WASHINGTON — Although more buttoned-up on the stage than his boss, Vice President Mike Pence nevertheless echoed many of President Donald Trump’s falsehoods Wednesday in the one and only debate with Democratic rival Kamala Harris.
Pence muddied the reality on the pandemic, asserted Trump respects the science on climate change when actually the president mocks it, overstated the threat of voting fraud and misrepresented the Russia investigation in the Salt Lake City debate.
Harris got tangled in tax policy at one point and misleadingly suggested that Trump branded the coronavirus a hoax.

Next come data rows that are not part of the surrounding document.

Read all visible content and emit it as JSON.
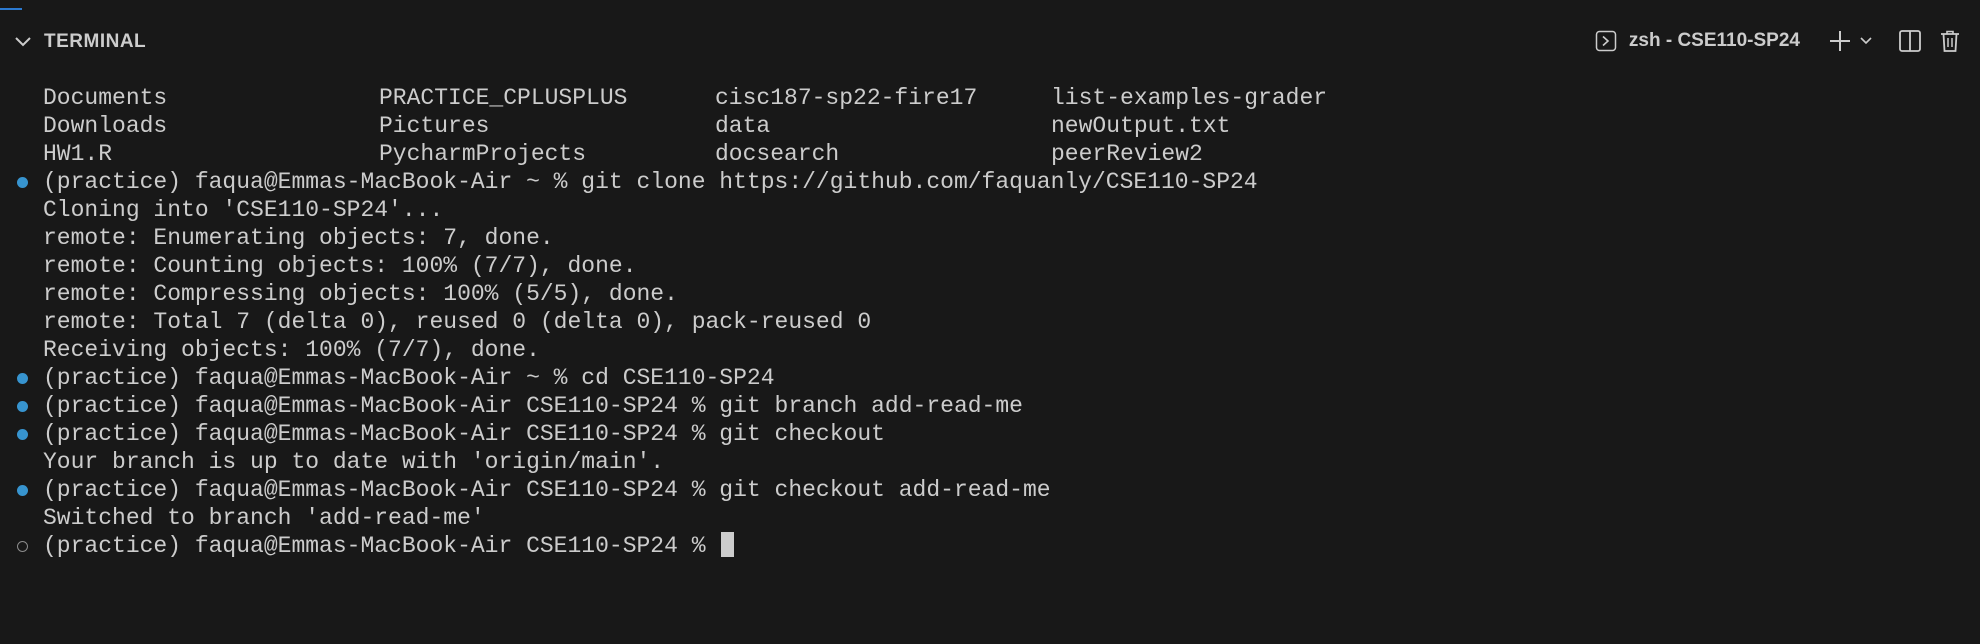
{
  "panel": {
    "title": "TERMINAL",
    "terminal_name": "zsh - CSE110-SP24",
    "icons": {
      "collapse": "chevron-down-icon",
      "terminal": "terminal-icon",
      "add": "plus-icon",
      "dropdown": "chevron-down-icon",
      "split": "split-terminal-icon",
      "kill": "trash-icon"
    }
  },
  "listing": {
    "rows": [
      [
        "Documents",
        "PRACTICE_CPLUSPLUS",
        "cisc187-sp22-fire17",
        "list-examples-grader"
      ],
      [
        "Downloads",
        "Pictures",
        "data",
        "newOutput.txt"
      ],
      [
        "HW1.R",
        "PycharmProjects",
        "docsearch",
        "peerReview2"
      ]
    ]
  },
  "output": [
    {
      "marker": "filled",
      "text": "(practice) faqua@Emmas-MacBook-Air ~ % git clone https://github.com/faquanly/CSE110-SP24"
    },
    {
      "marker": "none",
      "text": "Cloning into 'CSE110-SP24'..."
    },
    {
      "marker": "none",
      "text": "remote: Enumerating objects: 7, done."
    },
    {
      "marker": "none",
      "text": "remote: Counting objects: 100% (7/7), done."
    },
    {
      "marker": "none",
      "text": "remote: Compressing objects: 100% (5/5), done."
    },
    {
      "marker": "none",
      "text": "remote: Total 7 (delta 0), reused 0 (delta 0), pack-reused 0"
    },
    {
      "marker": "none",
      "text": "Receiving objects: 100% (7/7), done."
    },
    {
      "marker": "filled",
      "text": "(practice) faqua@Emmas-MacBook-Air ~ % cd CSE110-SP24"
    },
    {
      "marker": "filled",
      "text": "(practice) faqua@Emmas-MacBook-Air CSE110-SP24 % git branch add-read-me"
    },
    {
      "marker": "filled",
      "text": "(practice) faqua@Emmas-MacBook-Air CSE110-SP24 % git checkout"
    },
    {
      "marker": "none",
      "text": "Your branch is up to date with 'origin/main'."
    },
    {
      "marker": "filled",
      "text": "(practice) faqua@Emmas-MacBook-Air CSE110-SP24 % git checkout add-read-me"
    },
    {
      "marker": "none",
      "text": "Switched to branch 'add-read-me'"
    },
    {
      "marker": "empty",
      "text": "(practice) faqua@Emmas-MacBook-Air CSE110-SP24 % "
    }
  ],
  "colors": {
    "background": "#181818",
    "text": "#cccccc",
    "decoration_success": "#3794cf",
    "decoration_pending": "#8b8b8b"
  }
}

Altogether, the debate wasn’t the madhouse matchup of Trump vs. Joe Biden last week. But there were plenty of distortions. A sampling:
PENCE: “Joe Biden wants to go back to the economic surrender to China, that when we took office, half of our international trade deficit was with China alone. And Joe Biden wants to repeal all of the tariffs that President Trump put into effect to fight for American jobs and American workers.”
THE FACTS: The tariffs were not the win claimed by Pence.
For starters, tariffs are taxes that consumers and businesses pay through higher prices. So Pence is defending tax increases. The tariffs against China did cause the trade deficit in goods with China to fall in 2019. But that’s a pyrrhic victory at best as overall U.S. economic growth slowed from 3% to 2.2% because of the trade uncertainty.
More important, the Trump administration has not decreased the overall trade imbalance. For all trading partners, the Census Bureau said the trade deficit was $576.9 billion last year, nearly $100 billion higher than during the last year of Barack Obama’s presidency.
HARRIS, on Trump’s tax cuts: “On Day 1, Joe Biden will repeal that tax bill.”
THE FACTS: No, that’s not what Biden proposes. He would repeal some of it. Nor can he repeal a law on his own, much less on his first day in office. Harris also said Biden will not raise taxes on people making under $400,000. If he were to repeal the Trump tax cuts across the board, he would be breaking that promise.
PENCE, on the Sept. 26 Rose Garden event after which more than 11 attendees tested positive for COVID-19: “It was an outdoor event, which all of our scientists regularly and routinely advise.”
THE FACTS: His suggestion that the event followed public-health safety recommendations is false. The event, introducing Supreme Court nominee Amy Coney Barrett, drew more than 150 people and flouted safety recommendations in multiple ways. And it was not all outside.
The U.S. Centers for Disease Control and Prevention says large gatherings of people who have traveled from outside the area and aren’t spaced at least 6 feet apart pose the greatest risk for spreading the virus.
That’s exactly the type of high-risk event the White House hosted.
Guests were seated close together, not 6 feet apart, in rows of chairs outside. Many were captured on camera clapping backs, shaking hands and talking, barely at arm’s length.
The CDC also “strongly encourages” people to wear masks, but few in the Rose Garden wore them. There was also a private reception inside the White House following the Rose Garden ceremony, where some politicians, including North Carolina Republican Sen. Thom Tillis, who has since tested positive, were pictured not wearing masks.
HARRIS on the virus: “The president said it was a hoax.”
THE FACTS: That’s misleading.
She’s referring to a Feb. 28 campaign rally in South Carolina in which Trump said the phrases “the coronavirus” and “this is their new hoax” at separate points. Although his meaning is difficult to discern, the broader context of his words shows he was railing against Democrats for their denunciations of his administration’s coronavirus response.
“Now the Democrats are politicizing the coronavirus,” he said at the rally. “You know that, right? Coronavirus. They’re politicizing it.” He meandered briefly to the subject of the messy Democratic primary in Iowa, then the Russia investigation before returning to the pandemic. “They tried the impeachment hoax. … And this is their new hoax.”
Asked at a news conference the day after the rally to clarify his remarks, Trump said he was not referring to the coronavirus itself as a hoax.
“No, no, no.” he said. ”‘Hoax’ referring to the action that they take to try and pin this on somebody, because we’ve done such a good job. The hoax is on them, not — I’m not talking about what’s happening here. I’m talking what they’re doing. That’s the hoax.”